The number of businesses creating jobs in the town has fluctuated depending on trends in international oil prices, trade deals and of course technology. "We could have spent $100 million [on] attracting a Toyota plant," says the mayor, Frank Hash, sitting in his office in front of his particularly impressive collection of baseball caps. But he knows automation means that more and more manual jobs are disappearing: "Deltic Timber used to employ scores of men to harvest timber."
Mayor Hash is weighing up other options. A conference hall has already been built in El Dorado using proceeds from a local business tax, implemented in 2007. He is even considering bids from local businesses to turn a disused industrial plant into a medical marijuana farm. It would create 100 jobs.
The Murphy Arts District (MAD) opened with a bang with a successful music festival in September.
The line-up was improbable, designed to cater for the town's varied residents and their eclectic taste in music, says Terry Stewart, Chief Executive Officer of El Dorado Festivals & Events and former president of Marvel Comics.
Bearded rockers ZZ Top were followed by Atlanta rapper Ludacris and the grand finale came courtesy of Motown legend Smokey Robinson. "It’s put us on the map," says Georgia Howard, an elderly member of the First St James Baptist Church.
The entertainment scene has never been part of El Dorado's heritage, says Murphy Oil chairman, Claiborne Deming. And it’s been a difficult sell. Deep in the Bible Belt, even putting on the play ‘Breakfast at Tiffany's, is fraught with difficulties, says Emily, a 29-year-old drama graduate, who's just moved back from the state capital Little Rock, for a job at MAD. "You have to take out the goddamns and other profanities," she says. "When someone slipped up once, the church folk stomped out. We got letters delivered to the front desk the next day."
Selling alcohol is also a challenge.

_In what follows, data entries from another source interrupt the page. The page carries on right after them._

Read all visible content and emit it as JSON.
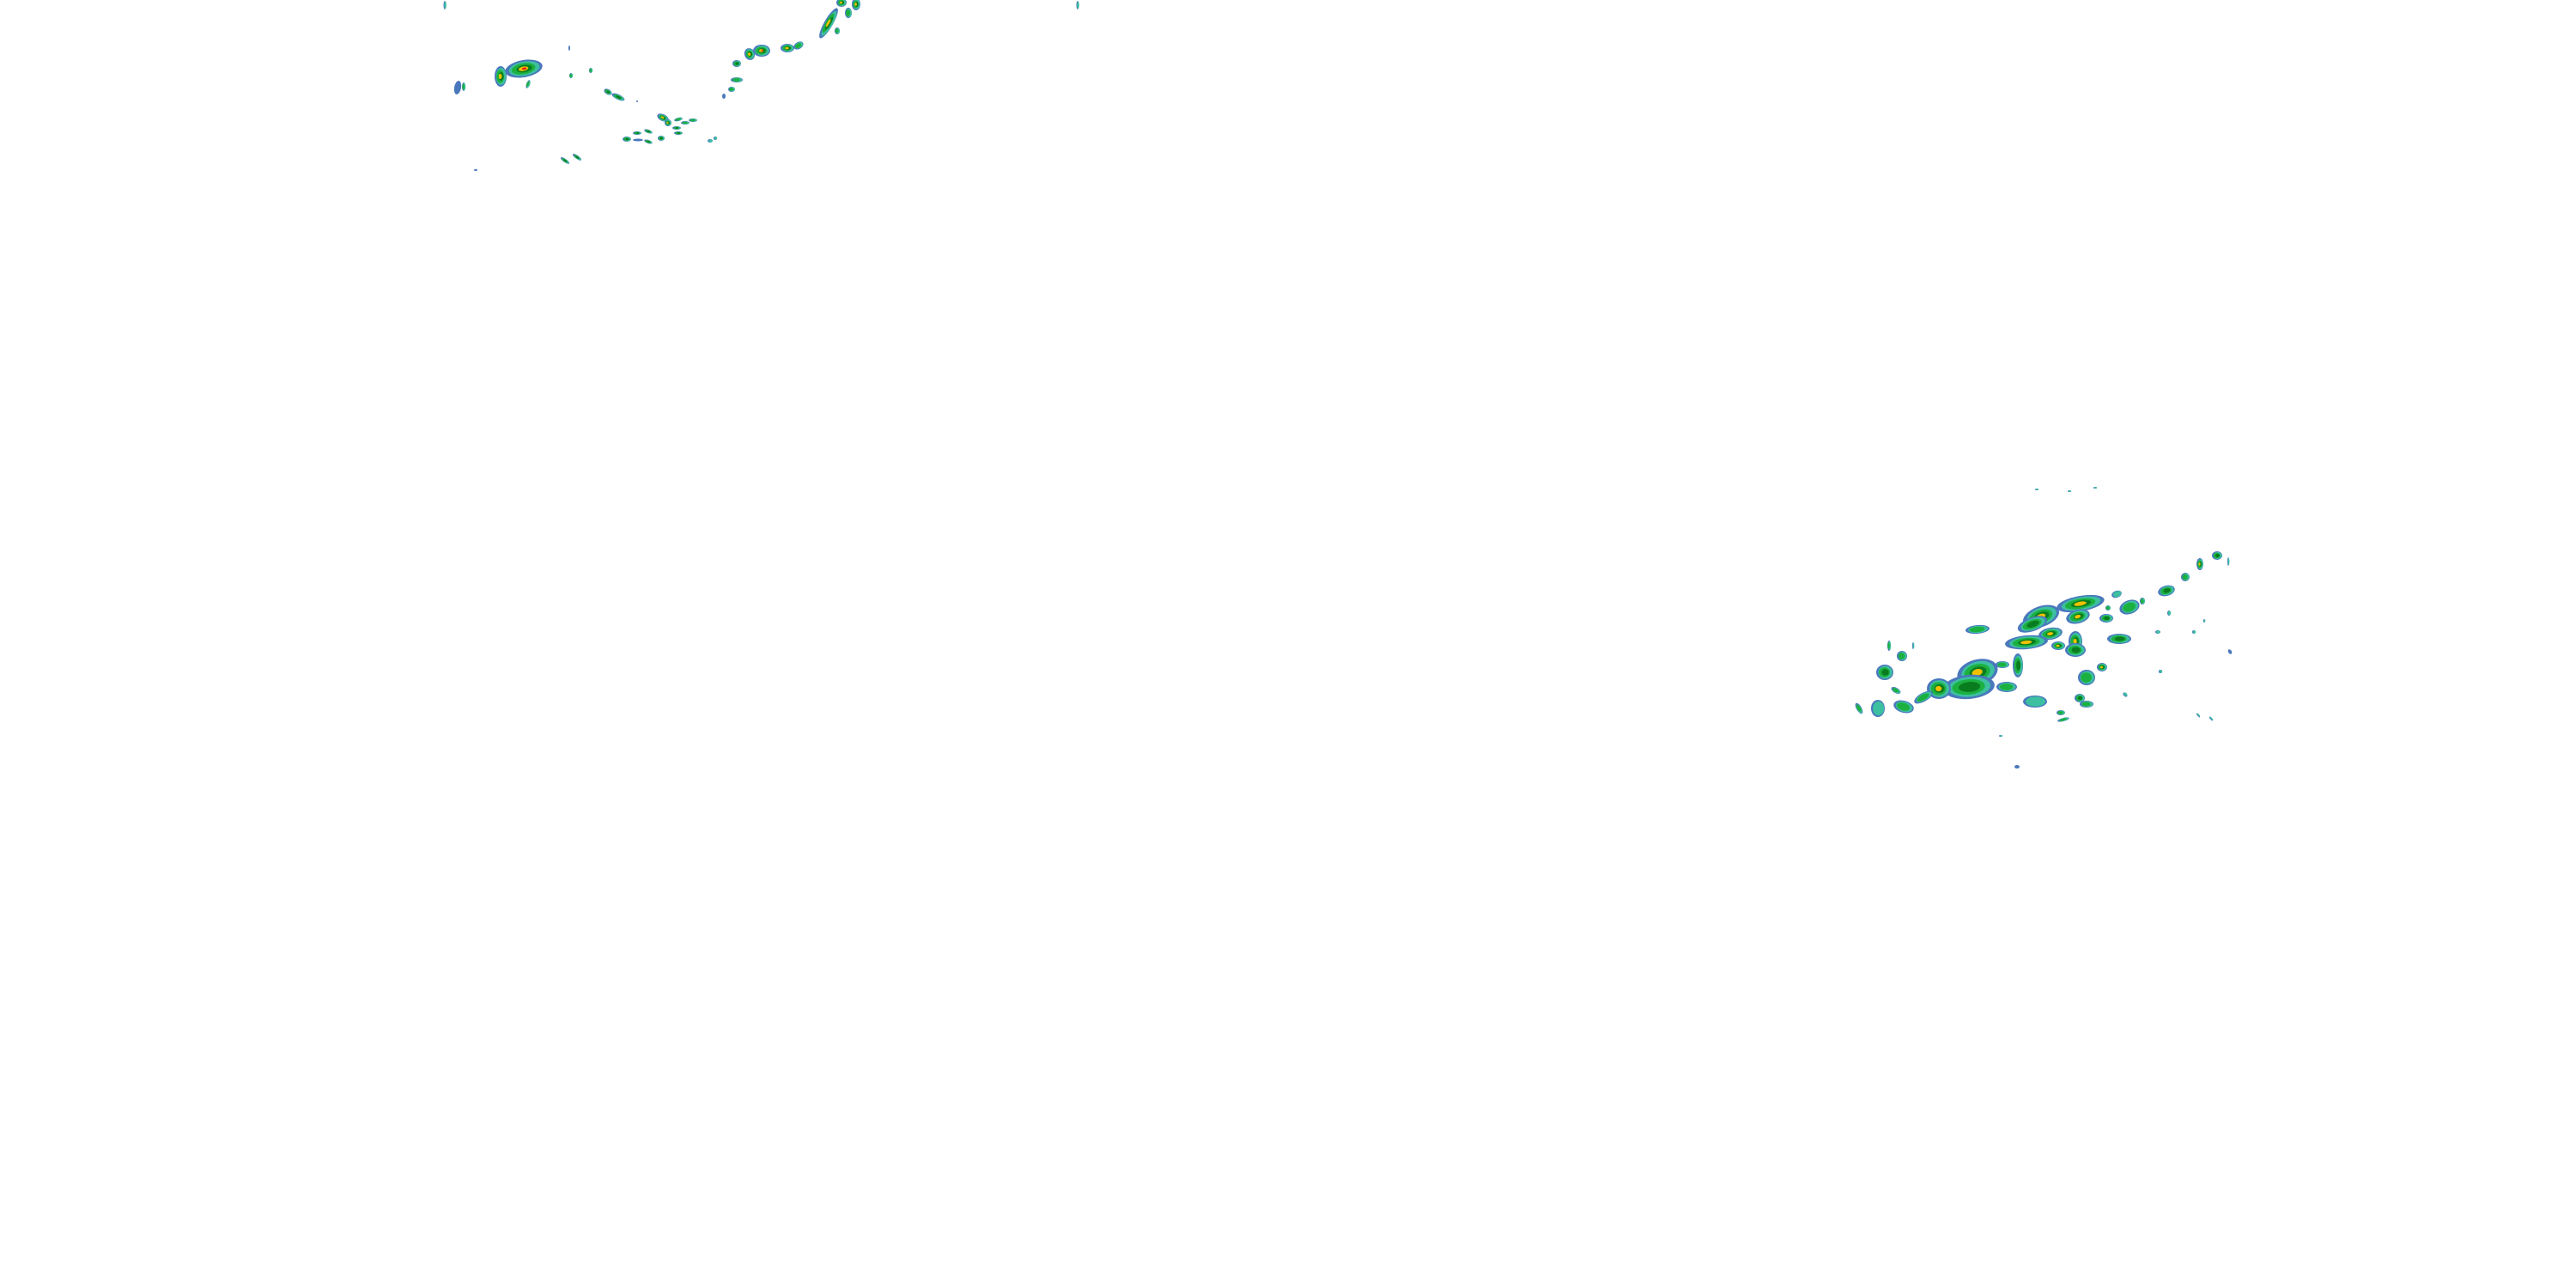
{
  "map": {
    "layer": "precipitation-radar-overlay",
    "background": "#ffffff",
    "intensity_colors": {
      "light": "#4a78bc",
      "light_moderate": "#3cc0a0",
      "moderate": "#1cb040",
      "moderate_heavy": "#0a7c20",
      "heavy": "#f0c000",
      "very_heavy": "#e02020"
    }
  }
}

The head of the local chamber of commerce, Mike Dumas, explains that although Union County is not a “dry state”, you still could not serve spirits in bars in 2017. The local authorities went to the legislature to change the liquor laws. "Times are a changing," says Dumas, "and the church don't fight as hard as it used to."
It is hoped that the new entertainment complex will also reinvent the town as a tourist destination. "I've had six states in the shop since yesterday morning!" says Rexayn Tribble, owner of the florist on the main square for 22 years. She is delighted that she’s now serving customers from across the country.

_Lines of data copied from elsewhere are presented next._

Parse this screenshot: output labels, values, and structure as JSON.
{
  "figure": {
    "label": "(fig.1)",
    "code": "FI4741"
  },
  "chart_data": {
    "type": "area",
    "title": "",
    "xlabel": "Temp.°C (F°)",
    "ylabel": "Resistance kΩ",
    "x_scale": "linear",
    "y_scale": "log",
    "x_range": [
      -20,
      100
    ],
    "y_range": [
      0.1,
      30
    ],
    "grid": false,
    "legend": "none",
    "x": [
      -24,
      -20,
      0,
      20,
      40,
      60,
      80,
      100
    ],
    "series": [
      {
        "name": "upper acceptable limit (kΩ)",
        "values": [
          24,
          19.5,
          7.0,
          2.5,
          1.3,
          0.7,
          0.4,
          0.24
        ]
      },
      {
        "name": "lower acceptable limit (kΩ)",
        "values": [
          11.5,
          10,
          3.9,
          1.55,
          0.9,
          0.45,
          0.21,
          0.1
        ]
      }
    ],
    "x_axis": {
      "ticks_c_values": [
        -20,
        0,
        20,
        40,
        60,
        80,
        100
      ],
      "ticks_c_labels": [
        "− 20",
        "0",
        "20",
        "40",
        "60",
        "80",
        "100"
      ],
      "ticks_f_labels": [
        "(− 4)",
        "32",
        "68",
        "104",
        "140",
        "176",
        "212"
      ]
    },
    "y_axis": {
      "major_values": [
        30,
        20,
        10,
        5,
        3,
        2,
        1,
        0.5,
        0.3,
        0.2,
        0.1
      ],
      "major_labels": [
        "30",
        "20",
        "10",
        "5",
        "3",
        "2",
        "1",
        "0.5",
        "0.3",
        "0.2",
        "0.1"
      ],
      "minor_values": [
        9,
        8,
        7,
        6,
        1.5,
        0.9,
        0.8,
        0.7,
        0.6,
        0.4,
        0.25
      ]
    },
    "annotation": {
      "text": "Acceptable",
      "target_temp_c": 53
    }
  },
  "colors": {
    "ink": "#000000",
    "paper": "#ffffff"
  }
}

Many small towns across America have focused on pulling in money by boosting their local tourism industry. In Marfa, this has helped the median household income double since 2000.
But not everyone is sold on the idea of significant investment in tourism. Local businessman, Andre Rucks, for instance, is not convinced that tourist dollars will trickle down to all the residents and thinks investing money into small businesses and training would make a bigger difference to the town.
In 2007 Murphy Oil started ‘The El Dorado Promise’, a $50m education fund to help pay university tuition for all local high-school students. Former US president, Bill Clinton, who grew up in Hope, a small town less than 65 miles from El Dorado, and was the first of his family to attend college, has spoken at the scholarship awards day. The scheme was designed to encourage more families to move in to the town. But, once they left, the “ambitious” kids did not return, says Claiborne Deming.
He hopes MAD will convince them to come back.